Little Boy does not have a job. He was a janitor once, and a tribal policeman for a while when his uncle was police commissioner. But jobs on the Sioux's Pine Ridge reservation are so scarce that only 1 out of every 3 adults has one. In fact, as in hundreds of other reservations where Third World conditions prevail, there is only one real source of income, only one source of medical services and of food. There is only one real source of hope that someday Little Boy's family will be able to move out of squalor: the Federal Government. But the Federal Government is about to pull the plug.

"This amounts to cultural and economic genocide," says Ada Deer, Assistant Secretary of the Interior and head of the Bureau of Indian Affairs. A ferocious appropriations bill passed last month by the Senate, outdoing an only slightly less severe offering by the House, slashes the bureau's $1.7 billion budget a third. Deer has announced that the BIA may lay off up to 4,000 of its 12,000 employees by month's end, the most drastic personnel cut currently being contemplated by any federal agency. Just as important, the Senate bill targets moneys that bulwark greater tribal autonomy. Says Kurt Russo, coordinator of the Treaty Task Force of Washington State's Lummi Nation: "What you're seeing is a smart bomb going straight to the heart of the function of tribal governments."

Language of genocide is overused in American ethnic politics, but in this case, the rhetoric of Deer and Russo was echoed by that of Senator John McCain. The Senator is a longtime supporter of Native Americans but also a card-carrying conservative Republican. Says he: "The Indians are taking it in the neck." This week representatives of more than 200 tribes will flood the nation's capital in a last-ditch attempt to influence the conference that will reconcile the House and Senate versions of the cuts. But unless they provoke a huge public outcry, most of the cuts will probably stand, and the fortunes of an already unfortunate people may take another drastic downturn.

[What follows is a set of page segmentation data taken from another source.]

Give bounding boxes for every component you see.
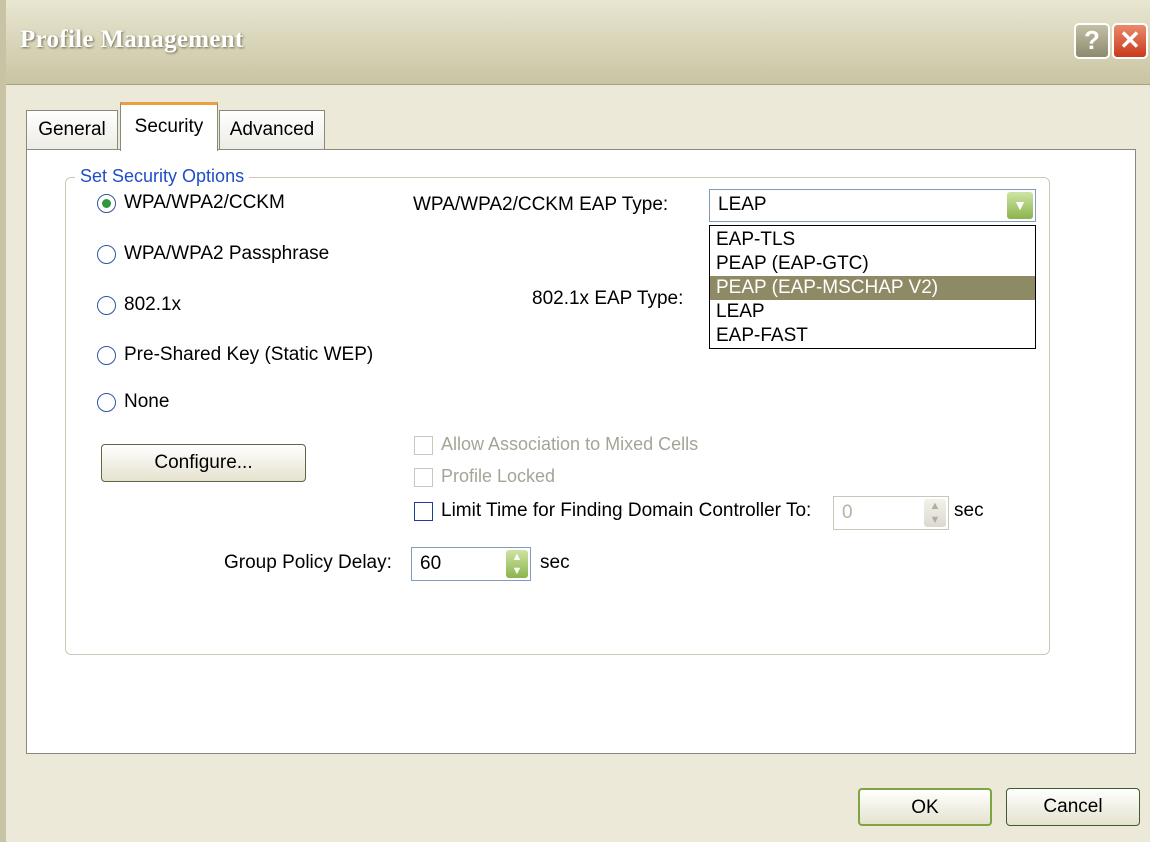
group-policy-delay-unit: sec bbox=[540, 552, 570, 573]
radio-label: WPA/WPA2 Passphrase bbox=[124, 243, 330, 264]
limit-time-unit: sec bbox=[954, 500, 984, 521]
title-bar[interactable]: Profile Management ? ✕ bbox=[6, 0, 1150, 85]
ok-button[interactable]: OK bbox=[858, 788, 992, 826]
radio-button-icon bbox=[97, 295, 116, 315]
wpa-eap-type-value: LEAP bbox=[718, 194, 767, 215]
profile-management-dialog: Profile Management ? ✕ General Security … bbox=[0, 0, 1150, 842]
limit-time-checkbox[interactable] bbox=[414, 502, 433, 521]
spinner-arrows-icon[interactable]: ▲ ▼ bbox=[924, 499, 946, 527]
radio-none[interactable]: None bbox=[97, 387, 169, 417]
limit-time-value: 0 bbox=[842, 502, 853, 523]
group-title: Set Security Options bbox=[75, 166, 250, 187]
wpa-eap-type-label: WPA/WPA2/CCKM EAP Type: bbox=[413, 194, 669, 215]
radio-button-icon bbox=[97, 345, 116, 365]
profile-locked-checkbox[interactable] bbox=[414, 468, 433, 487]
dot1x-eap-type-label: 802.1x EAP Type: bbox=[532, 288, 684, 309]
group-policy-delay-label: Group Policy Delay: bbox=[224, 552, 392, 573]
tab-advanced[interactable]: Advanced bbox=[219, 110, 325, 150]
close-button[interactable]: ✕ bbox=[1112, 23, 1148, 59]
radio-label: None bbox=[124, 391, 170, 412]
chevron-down-icon[interactable]: ▼ bbox=[1007, 192, 1033, 219]
radio-8021x[interactable]: 802.1x bbox=[97, 290, 181, 320]
security-tab-panel: Set Security Options WPA/WPA2/CCKM WPA/W… bbox=[26, 149, 1136, 754]
dropdown-option-leap[interactable]: LEAP bbox=[710, 300, 1035, 324]
allow-mixed-cells-checkbox[interactable] bbox=[414, 436, 433, 455]
spinner-arrows-icon[interactable]: ▲ ▼ bbox=[506, 550, 528, 578]
eap-type-dropdown-list: EAP-TLS PEAP (EAP-GTC) PEAP (EAP-MSCHAP … bbox=[709, 225, 1036, 349]
help-button[interactable]: ? bbox=[1074, 23, 1110, 59]
allow-mixed-cells-label: Allow Association to Mixed Cells bbox=[441, 434, 699, 454]
limit-time-label: Limit Time for Finding Domain Controller… bbox=[441, 500, 812, 521]
dropdown-option-eap-tls[interactable]: EAP-TLS bbox=[710, 228, 1035, 252]
cancel-button[interactable]: Cancel bbox=[1006, 788, 1140, 826]
radio-label: Pre-Shared Key (Static WEP) bbox=[124, 344, 374, 365]
group-policy-delay-spinner[interactable]: 60 ▲ ▼ bbox=[411, 547, 531, 581]
wpa-eap-type-select[interactable]: LEAP ▼ bbox=[709, 189, 1036, 222]
tab-security[interactable]: Security bbox=[120, 102, 218, 151]
radio-button-icon bbox=[97, 392, 116, 412]
radio-wpa-passphrase[interactable]: WPA/WPA2 Passphrase bbox=[97, 239, 329, 269]
group-policy-delay-value: 60 bbox=[420, 553, 442, 574]
limit-time-spinner[interactable]: 0 ▲ ▼ bbox=[833, 496, 949, 530]
dropdown-option-eap-fast[interactable]: EAP-FAST bbox=[710, 324, 1035, 348]
radio-wpa-cckm[interactable]: WPA/WPA2/CCKM bbox=[97, 188, 285, 218]
tab-general[interactable]: General bbox=[26, 110, 118, 150]
close-icon: ✕ bbox=[1119, 25, 1141, 55]
configure-button[interactable]: Configure... bbox=[101, 444, 306, 482]
radio-label: 802.1x bbox=[124, 294, 182, 315]
radio-button-icon bbox=[97, 244, 116, 264]
radio-pre-shared-key[interactable]: Pre-Shared Key (Static WEP) bbox=[97, 340, 373, 370]
help-icon: ? bbox=[1084, 25, 1100, 55]
profile-locked-label: Profile Locked bbox=[441, 466, 556, 486]
dropdown-option-peap-gtc[interactable]: PEAP (EAP-GTC) bbox=[710, 252, 1035, 276]
dropdown-option-peap-mschap-v2[interactable]: PEAP (EAP-MSCHAP V2) bbox=[710, 276, 1035, 300]
radio-label: WPA/WPA2/CCKM bbox=[124, 192, 285, 213]
window-title: Profile Management bbox=[20, 26, 244, 53]
radio-button-icon bbox=[97, 193, 116, 213]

For most of the decade, legislators have maintained the budget affecting America's 555 recognized Indian tribes at a constant level. Deploring the inefficiency of the BIA, through which most Indian-earmarked money flows, Congress has attempted to funnel more money directly through it to the tribes. This year, however, fueled partly by Republican budget-cutting fervor and partly by what some call a longstanding antipathy toward tribal rights on the part of a powerful Senator, Washington's Slade Gorton, it ripped up the playbook. "We've never seen cuts like these," says Christopher Stearns, Democratic counsel to the House Subcommittee on Native American Affairs, which allocates money to tribes.